When Allen Breed was appointed director of the California Youth Authority (CYA) in 1968 by Gov. Ronald Reagan, he assumed responsibility for an agency that was considered a national model for providing rehabilitation to youth in its custody – a reputation he helped sow. Prior to his appointment as CYA director, Breed served as superintendent of the Preston School of Industry, one of the nation’s largest and oldest reform schools. It was here that he led efforts to humanize care in an institution that was notorious for violence and brutality, by introducing new treatment techniques and organizational management.
Having established a record for creative and innovative leadership, Breed was selected to continue the agency’s legacy by promoting concepts of institutional rehabilitation. In an industry where leaders too often act as apologists for long established, but failed practices, Allen Breed became one of the CYA’s harshest critics.
Despite spending an entire career with the CYA, when Breed ascended to the role of CYA director, he began to challenge the efficacy of the very practices he once promoted. Throughout the 1950s and 1960s, the CYA instituted new practices such as group counseling which later proved ineffective within the culture of violence that pervaded CYA institutions. When the CYA’s own research began to question the adequacy of many of its institutional approaches and the continued harsh treatment of youth in state custody, Allen Breed never hesitated to speak out.
In 1972, while still presiding as CYA director, he wrote an article in the CYA journal decrying his agency’s rehabilitation pronouncements as empty rhetoric that hid the punitive reality of its institutions. Despairing of institutional rehabilitation, he became passionate about the importance of shifting the emphasis of correctional treatment to the community, a position he maintained until the end of his life.

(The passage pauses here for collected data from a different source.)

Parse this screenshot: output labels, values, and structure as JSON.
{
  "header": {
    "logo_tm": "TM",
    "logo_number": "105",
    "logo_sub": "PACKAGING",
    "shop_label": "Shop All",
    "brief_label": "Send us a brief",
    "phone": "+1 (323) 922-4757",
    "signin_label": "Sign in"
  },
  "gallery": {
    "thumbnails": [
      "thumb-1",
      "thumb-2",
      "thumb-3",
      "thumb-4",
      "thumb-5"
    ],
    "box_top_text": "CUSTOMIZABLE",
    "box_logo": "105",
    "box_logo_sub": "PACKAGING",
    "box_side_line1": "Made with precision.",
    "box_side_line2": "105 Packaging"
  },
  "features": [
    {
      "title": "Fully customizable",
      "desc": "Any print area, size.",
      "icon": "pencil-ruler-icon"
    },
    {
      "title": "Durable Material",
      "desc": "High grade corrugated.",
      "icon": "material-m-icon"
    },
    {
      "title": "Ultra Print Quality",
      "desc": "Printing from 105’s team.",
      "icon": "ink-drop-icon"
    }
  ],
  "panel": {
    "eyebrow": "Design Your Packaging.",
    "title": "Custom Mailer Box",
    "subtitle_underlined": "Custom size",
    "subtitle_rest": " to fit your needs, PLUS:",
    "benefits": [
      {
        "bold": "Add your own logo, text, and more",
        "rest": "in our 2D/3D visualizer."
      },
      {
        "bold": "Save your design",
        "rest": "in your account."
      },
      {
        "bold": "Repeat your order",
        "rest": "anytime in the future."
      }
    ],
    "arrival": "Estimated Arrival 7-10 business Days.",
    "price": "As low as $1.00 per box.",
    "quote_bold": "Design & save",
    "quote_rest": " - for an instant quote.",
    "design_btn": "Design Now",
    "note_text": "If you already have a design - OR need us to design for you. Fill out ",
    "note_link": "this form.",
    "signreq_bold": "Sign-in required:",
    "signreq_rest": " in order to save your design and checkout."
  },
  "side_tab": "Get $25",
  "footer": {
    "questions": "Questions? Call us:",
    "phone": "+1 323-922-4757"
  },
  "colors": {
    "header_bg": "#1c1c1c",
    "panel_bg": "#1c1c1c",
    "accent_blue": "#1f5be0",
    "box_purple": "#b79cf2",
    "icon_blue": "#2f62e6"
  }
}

After resigning from the CYA in 1976, Breed went on to a short career as director of the National Institute of Corrections, where he dispensed technical assistance to criminal justice agencies around the country. In his final years, Breed remained an outspoken and vociferous advocate for reforming the system he once presided over. Even into his 80s, he continued to speak out about the brutal conditions in CYA institutions and the need for the state to chart a new course in juvenile justice.
In this spirit Allen Breed was a rare leader – someone not bound to the popular line but committed to a greater cause.
This weekend, Allen Breed’s life-long effort to improve the life chances of youth in the juvenile justice system came to an end when he died at the age of 90.
Congratulations for a very worthwhile life.